The next challenge of developing East Rohan was one that had been nagging at me for a while: can we really make such an enormous, (mostly) treeless plain without things getting visually boring? In the past, we’ve tried to include many different biomes in a small area (just look at Dunland and the Great River), but the lore of Rohan limits our palettes more than that. That meant getting much more creative with what we could work with, and finding different ways to interpret “grasslands.” Each Riding got its own personality, and different inspirations from the real world. The Wold became almost prairie-ish, all golds and rusts, fading down to green-yellow pastures in the Norcrofts, then growing dark, rich, and damp as it slopes, gently, to the fertile waterlands of the Sutcrofts. The Entwash Vale, meanwhile, is all grey-green downs and willowy marshes along the river’s edge, as Tolkien described the area in the book. Trees are scarce everywhere, except for a few isolated patches. Crumbling stone and meadows of wildflowers are what break up most of this part of the Mark, not forests – Fangorn excepted, of course.

Giving the land of each Riding its own character also helped define the Riders who live there. The Men of the Wold, who live right on the hardscrabble edge of the Mark, are rough, crude, and self-sufficient, for instance. The Sutcrofters, dwelling in what is essentially the kingdom’s breadbasket, are more cultured and less warlike (for Rohirrim, anyway) -- civilized but complacent. They even built their chief village of Snowbourne amongst the ruins of an old Númenórean citadel – this was once the province of Calenardhon, after all, and traces of Gondor remain even now.

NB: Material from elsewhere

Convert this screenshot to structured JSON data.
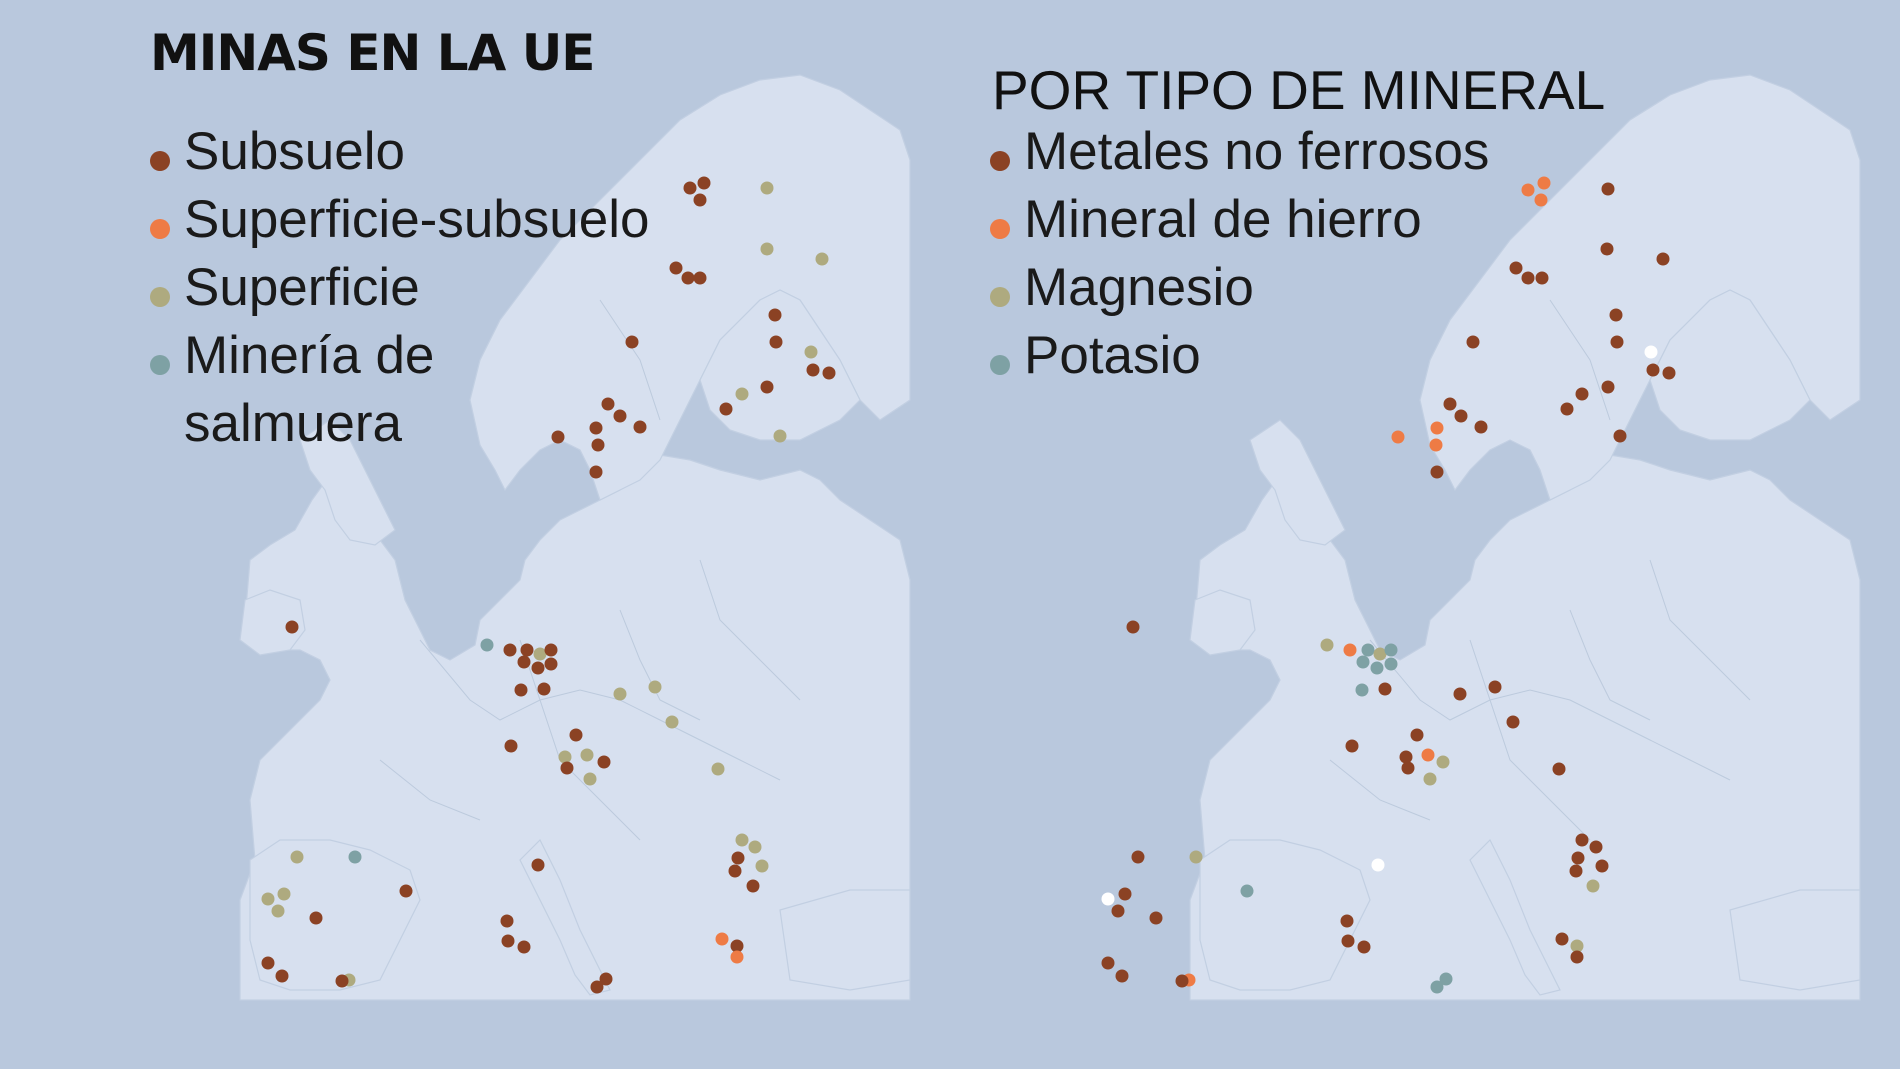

In the meantime, a facet of development we’ve never had to deal with before stems from the nature of Rohan itself: this is a huge, functioning kingdom with its own culture, rather than a crumbling remnant of some past civilization like most of Eriador, or a gang of warring tribes like Dunland. Tolkien depicts aspects of it vividly in the books, but there’s also a lot he doesn’t cover. Almost every man we meet in the books is a lord or warrior, for instance, and the only woman we encounter is, essentially, a princess. But how do the common folk live? What do they do for fun? What do Rohirrim eat? What are their laws, and how do they punish criminals? What heraldic symbols do they use, beyond the horse and sun we see in the books? What’s their artwork and music like? How do they tell stories when written language is limited to occasional runes? In what ways is their speech different from other cultures? What’s life like for women and children? Over the course of a couple weeks, I researched and compiled a, frankly, alarmingly large (and still growing!) guide to all things Rohirric, drawing from the cultures that inspired Tolkien – the Anglo-Saxons and the Goths. It’s a huge beast, and only a little of it will ever come to the forefront in the game, but every designer can use it as a foundation for the content he or she creates.

So that’s East Rohan: plenty of wide-open space for mounted combat. Heroic warriors fighting a hopeless battle against enemies on all sides (not just Isengard – Mordor and the Easterlings have beset the Horse-lords for a much longer time). Villages and fortresses put to the torch, good people scattered, their faith in their ailing king broken. And a desperate need for heroes, even people the Horse-lords have never trusted (or heard of) before.

And now, as the design team continues to refine and polish the east, it’s time for me to start looking across the Entwash. The Westemnet (and Fangorn!) isn’t going to build itself.